Do We Need to Differentiate Negative Candidates Before Training a Neural Ranker?Download PDF

Anonymous

16 Nov 2021 (modified: 05 May 2023)ACL ARR 2021 November Blind SubmissionReaders: Everyone
Abstract: Retrieval-based Question Answering (ReQA) requires a system to find candidates (e.g., sentences or short passages) containing the answer to a given question from a large corpus. A promising way to solve this task is a two-stage pipeline, where the first stage retrieves a set of candidates, and the second stage uses a neural network to rank the retrieved candidates. There are three standard methods to train neural rankers, Binary Cross-Entropy loss, Mean Square Error loss, and Hinge loss. While all these training strategies assign the same label for all the negative candidates, we argue that negativeness is not binary but exists as a spectrum, i.e., some candidates may be more negative than the others, and thus should be treated differently.

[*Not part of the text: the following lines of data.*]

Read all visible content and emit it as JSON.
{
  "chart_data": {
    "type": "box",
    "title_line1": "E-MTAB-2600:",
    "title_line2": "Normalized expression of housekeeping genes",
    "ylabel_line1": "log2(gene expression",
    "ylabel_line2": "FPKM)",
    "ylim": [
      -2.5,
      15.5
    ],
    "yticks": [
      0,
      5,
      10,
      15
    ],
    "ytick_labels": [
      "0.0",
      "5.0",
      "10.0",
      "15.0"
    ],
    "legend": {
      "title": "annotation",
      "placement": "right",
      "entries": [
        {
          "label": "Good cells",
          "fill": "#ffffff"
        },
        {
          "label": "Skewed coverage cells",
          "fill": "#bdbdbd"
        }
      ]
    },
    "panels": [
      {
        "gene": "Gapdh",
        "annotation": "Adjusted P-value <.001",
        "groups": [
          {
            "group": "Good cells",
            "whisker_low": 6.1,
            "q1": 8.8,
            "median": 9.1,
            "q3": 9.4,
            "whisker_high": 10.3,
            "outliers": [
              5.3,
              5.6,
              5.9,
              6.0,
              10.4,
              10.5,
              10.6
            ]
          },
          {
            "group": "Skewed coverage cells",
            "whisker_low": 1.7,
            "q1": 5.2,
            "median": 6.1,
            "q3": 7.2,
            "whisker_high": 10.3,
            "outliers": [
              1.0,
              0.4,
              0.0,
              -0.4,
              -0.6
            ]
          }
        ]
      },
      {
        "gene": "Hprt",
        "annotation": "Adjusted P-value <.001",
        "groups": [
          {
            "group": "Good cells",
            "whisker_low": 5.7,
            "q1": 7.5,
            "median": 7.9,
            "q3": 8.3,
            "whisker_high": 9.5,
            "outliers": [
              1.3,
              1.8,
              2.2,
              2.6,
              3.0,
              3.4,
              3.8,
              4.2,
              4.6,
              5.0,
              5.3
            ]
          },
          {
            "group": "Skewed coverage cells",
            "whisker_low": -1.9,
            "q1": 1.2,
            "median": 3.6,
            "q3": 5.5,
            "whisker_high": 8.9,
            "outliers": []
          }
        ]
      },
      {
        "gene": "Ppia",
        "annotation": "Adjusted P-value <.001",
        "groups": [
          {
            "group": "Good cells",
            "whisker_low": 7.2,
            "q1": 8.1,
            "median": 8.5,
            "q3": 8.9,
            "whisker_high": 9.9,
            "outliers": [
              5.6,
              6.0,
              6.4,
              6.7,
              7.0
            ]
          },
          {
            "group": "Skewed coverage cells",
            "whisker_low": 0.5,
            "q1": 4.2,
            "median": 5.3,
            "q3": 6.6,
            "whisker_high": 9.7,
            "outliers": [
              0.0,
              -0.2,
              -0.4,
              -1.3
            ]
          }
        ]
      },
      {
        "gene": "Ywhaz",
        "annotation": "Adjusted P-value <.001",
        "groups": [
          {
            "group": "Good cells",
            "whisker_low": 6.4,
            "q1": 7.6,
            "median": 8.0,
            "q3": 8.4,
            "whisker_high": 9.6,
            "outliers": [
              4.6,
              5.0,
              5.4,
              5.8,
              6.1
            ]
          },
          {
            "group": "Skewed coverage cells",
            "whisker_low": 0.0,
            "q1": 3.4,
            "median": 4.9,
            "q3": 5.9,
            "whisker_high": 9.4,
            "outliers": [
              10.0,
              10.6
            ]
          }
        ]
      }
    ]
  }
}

We present SCONER---scoring negative candidates before training neural ranker---a model trained to differentiate negative candidates. Our approach includes 1) semantic textual similarity-based scoring together with data augmentation for score generation of negative candidates, and 2) a neural ranker trained on data using generated scores as labels. Together, we systematically compare three standard training methods and our proposed method on a range of ReQA datasets under multiple settings (i.e., single-domain and multi-domain). Our finding suggests that using more negative candidates to train neural rankers are better than less in both single- and multi-domain settings, where SCONER is the best in the single-domain settings and Hinge loss is the best in multi-domain settings.